El voto preferencial fomenta la lucha entre los candidatos del mismo partido, opaca al candidato presidencial, mina la lealtad de los congresistas a la organización, y es una puerta de entrada al financiamiento ilegal o mafioso. En la disciplinada Fuerza Popular es hoy la bandera de los que serían apartados por la estrategia electoral, que solo buscarían su interés. En el Apra, de los viejos conocidos, de la propia cúpula.
Pero cuando se instauró, la idea era balancear el poder de las cúpulas partidarias dándole al elector la capacidad de decidir el orden de las listas según la cantidad de votos recibida por cada candidato. Por eso, es claro que no se puede eliminar sin fortalecer la democracia partidaria.
Pero hay aquí una petición de principio: en realidad, para que haya democracia interna tiene que haber partidos, y es eso justamente lo que no hay. Quizá entonces la exigencia de democracia interna sea la valla estructural perfecta para reducir el número de partidos. No la cantidad de firmas (absurdamente elevada), sino la obligación de elegir a los candidatos en procesos democráticos organizados o supervisados por la ONPE. Quedarían muy pocos.
Pero hay algo más. Recordemos que el voto preferencial apareció por primera vez con la elección de la Asamblea Constituyente en 1978. Allí el distrito electoral era único, nacional, y cada partido presentaba una lista de 100 candidatos. Pues bien, se estableció que los electores debían obligatoriamente seleccionar a uno de los 100 candidatos de la lista de sus simpatías. Era una manera no solo de controlar el orden impuesto por el partido sino también de permitirle al elector que escogiera su representante en medio de una lista grande, impersonal, abstracta. Y luego se aplicó en las elecciones sucesivas de manera opcional y pudiendo seleccionar a dos candidatos. Pero siempre en el marco de distritos electorales plurinominales, donde el elegido no sabe realmente quiénes son sus electores y donde el elector se olvida a la larga de por quién votó aunque cuando vota tiene la ilusión de estar escogiendo su representante.

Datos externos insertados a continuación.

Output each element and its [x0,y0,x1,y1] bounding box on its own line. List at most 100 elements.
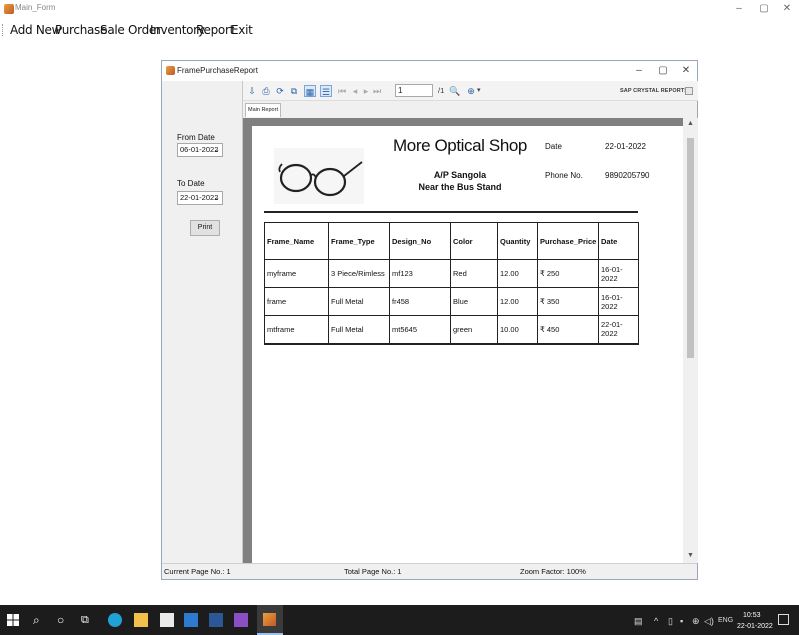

Por eso, si se le retira al elector la prerrogativa de ejercer el voto preferencial, esta le debería ser devuelta en distritos uninominales o binominales. Pues el mejor voto preferencial es el que se ejerce en distritos electorales pequeños en los que se elige a solo uno o dos representantes. Esos sí son claramente representantes directos del elector, quien puede establecer una relación cara a cara con él o ellos. La democracia representativa se vuelve así real, de carne y hueso, exigente y funcional para transmitir quejas y pedidos.
Si la eliminación del voto preferencial despoja al ciudadano de la ilusión de haber escogido a su representante, el distrito uninominal o binominal le devuelve no una ilusión sino una facultad efectiva de elegir a un representante real.
Pero, además, distritos uninominales o binominales ayudan a reducir el número de partidos, y a volverlos más horizontales y democráticos. Por eso, en el supuesto cada vez más remoto de que se elimine el voto preferencial, el siguiente paso sería reducir el tamaño de los distritos electorales, aunque ello requiera, según algunos, una modificación constitucional.